Tuesday, April 24, 2012

Limitations, Part I

Limitations are a tough thing for me to accept.  The childhood motto "I can do and be anything I put my mind to" stuck with me. I really like it.  Now that I'm an adult, I can see how cartoon it sounds to say "I have absolutely no limitations."  So silly.  Of course I do.  If it was some one else saying it I would think they sounded pompous and arrogant... but since its that voice in my head telling me how I ought to be, it sounds just right.  Skyler (in many ways my opposite) embraces his limits, in a super healthy and mind-boggling kind of way. Our conversations typically go something like this:

Bri (close to tears and/or hyperventilating): "Can you come home early from work?  I'm really behind and I don't think I'll finish in time."
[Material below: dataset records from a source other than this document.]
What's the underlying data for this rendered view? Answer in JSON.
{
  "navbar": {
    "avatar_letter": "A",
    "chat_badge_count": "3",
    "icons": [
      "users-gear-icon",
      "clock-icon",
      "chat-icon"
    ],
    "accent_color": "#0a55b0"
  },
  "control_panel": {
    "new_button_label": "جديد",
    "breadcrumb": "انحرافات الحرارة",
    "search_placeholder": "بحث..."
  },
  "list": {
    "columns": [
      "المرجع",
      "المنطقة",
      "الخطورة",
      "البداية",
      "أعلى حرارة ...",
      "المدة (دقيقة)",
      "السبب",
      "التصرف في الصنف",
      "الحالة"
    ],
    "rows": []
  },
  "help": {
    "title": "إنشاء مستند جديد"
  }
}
Sky (calm, cool, collected...very comforting to stressed-out Bri): "I'll come home as soon as I can.  After you finish I think we should sit down and look at what we need to cut out."

Bri (now panicked): "What we need to cut out? Why?" *Aside: When I don't like what I've just heard, I repeat it.  It's almost like if I say it again, maybe it will come out differently, in a way more to my liking.  This hasn't worked yet, but I will let you know when it tips in my favor.
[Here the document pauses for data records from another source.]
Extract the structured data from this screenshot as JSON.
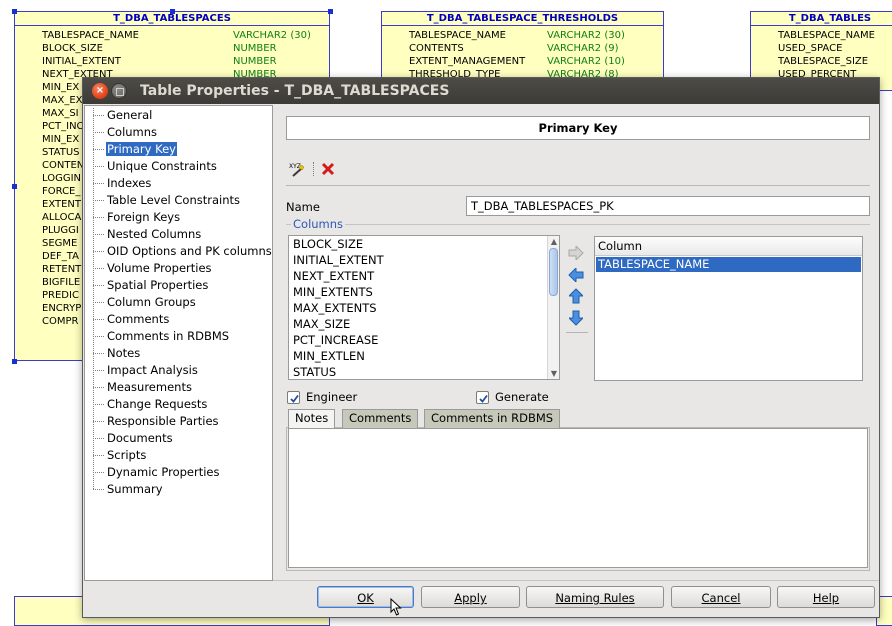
{
  "diagram": {
    "entities": [
      {
        "title": "T_DBA_TABLESPACES",
        "rows": [
          {
            "name": "TABLESPACE_NAME",
            "type": "VARCHAR2 (30)"
          },
          {
            "name": "BLOCK_SIZE",
            "type": "NUMBER"
          },
          {
            "name": "INITIAL_EXTENT",
            "type": "NUMBER"
          },
          {
            "name": "NEXT_EXTENT",
            "type": "NUMBER"
          },
          {
            "name": "MIN_EX",
            "type": ""
          },
          {
            "name": "MAX_EX",
            "type": ""
          },
          {
            "name": "MAX_SI",
            "type": ""
          },
          {
            "name": "PCT_INC",
            "type": ""
          },
          {
            "name": "MIN_EX",
            "type": ""
          },
          {
            "name": "STATUS",
            "type": ""
          },
          {
            "name": "CONTEN",
            "type": ""
          },
          {
            "name": "LOGGIN",
            "type": ""
          },
          {
            "name": "FORCE_",
            "type": ""
          },
          {
            "name": "EXTENT",
            "type": ""
          },
          {
            "name": "ALLOCA",
            "type": ""
          },
          {
            "name": "PLUGGI",
            "type": ""
          },
          {
            "name": "SEGME",
            "type": ""
          },
          {
            "name": "DEF_TA",
            "type": ""
          },
          {
            "name": "RETENT",
            "type": ""
          },
          {
            "name": "BIGFILE",
            "type": ""
          },
          {
            "name": "PREDIC",
            "type": ""
          },
          {
            "name": "ENCRYP",
            "type": ""
          },
          {
            "name": "COMPR",
            "type": ""
          }
        ]
      },
      {
        "title": "T_DBA_TABLESPACE_THRESHOLDS",
        "rows": [
          {
            "name": "TABLESPACE_NAME",
            "type": "VARCHAR2 (30)"
          },
          {
            "name": "CONTENTS",
            "type": "VARCHAR2 (9)"
          },
          {
            "name": "EXTENT_MANAGEMENT",
            "type": "VARCHAR2 (10)"
          },
          {
            "name": "THRESHOLD_TYPE",
            "type": "VARCHAR2 (8)"
          }
        ]
      },
      {
        "title": "T_DBA_TABLES",
        "rows": [
          {
            "name": "TABLESPACE_NAME",
            "type": ""
          },
          {
            "name": "USED_SPACE",
            "type": ""
          },
          {
            "name": "TABLESPACE_SIZE",
            "type": ""
          },
          {
            "name": "USED_PERCENT",
            "type": ""
          }
        ]
      }
    ]
  },
  "dialog": {
    "title": "Table Properties - T_DBA_TABLESPACES",
    "close_glyph": "×",
    "nav_items": [
      "General",
      "Columns",
      "Primary Key",
      "Unique Constraints",
      "Indexes",
      "Table Level Constraints",
      "Foreign Keys",
      "Nested Columns",
      "OID Options and PK columns",
      "Volume Properties",
      "Spatial Properties",
      "Column Groups",
      "Comments",
      "Comments in RDBMS",
      "Notes",
      "Impact Analysis",
      "Measurements",
      "Change Requests",
      "Responsible Parties",
      "Documents",
      "Scripts",
      "Dynamic Properties",
      "Summary"
    ],
    "selected_nav": "Primary Key",
    "panel_title": "Primary Key",
    "name_label": "Name",
    "name_value": "T_DBA_TABLESPACES_PK",
    "columns_group_label": "Columns",
    "available_columns": [
      "BLOCK_SIZE",
      "INITIAL_EXTENT",
      "NEXT_EXTENT",
      "MIN_EXTENTS",
      "MAX_EXTENTS",
      "MAX_SIZE",
      "PCT_INCREASE",
      "MIN_EXTLEN",
      "STATUS"
    ],
    "selected_header": "Column",
    "selected_columns": [
      "TABLESPACE_NAME"
    ],
    "engineer_label": "Engineer",
    "engineer_checked": true,
    "generate_label": "Generate",
    "generate_checked": true,
    "tabs": [
      "Notes",
      "Comments",
      "Comments in RDBMS"
    ],
    "active_tab": "Notes",
    "notes_value": "",
    "buttons": {
      "ok": "OK",
      "apply": "Apply",
      "naming_rules": "Naming Rules",
      "cancel": "Cancel",
      "help": "Help"
    }
  },
  "colors": {
    "selection": "#2e6ac1",
    "entity_fill": "#ffffc0",
    "entity_border": "#3b3bd0",
    "type_text": "#108010",
    "group_title": "#2e58b5"
  }
}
Sky (still calm, cool, collected): "Because we have too much on our plate if you don't have time to finish things. I don't want you feeling this way, and when we get this busy I don't get to see you. I hate that."

Bri (on the inside screaming 'Nooooooooooooooo I have to do it all! It's all UBBER important and people might think I don't care about them, or I might miss out on something that will make life really great if I don't do it all...No Sky. No!'): "I guess your right."

And then we proceed to painstakingly decide what we aren't going to cram into our schedule.  What projects will go undone, or people unseen, or goals unaccomplished.  And at first I feel sad and empty, and a little/lot shameful, depending on what it was that we cancelled.  But later, as I am soaking up time with Aurora and Skyler while we spend a beautiful day at the beach, I think that there might be something to this limitation thing.  That every time I say "yes" to something I am saying "no" to something else... and when I think I am saying "yes" to everything, I'm actually saying "no" to peaceful days and a non-stressed version of myself.  One that has time for spontaneous trips to the beach on a gorgeous day.  And to be honest I can't even think of a specific example right now of something that we have cut out to gain that freedom.  Huh.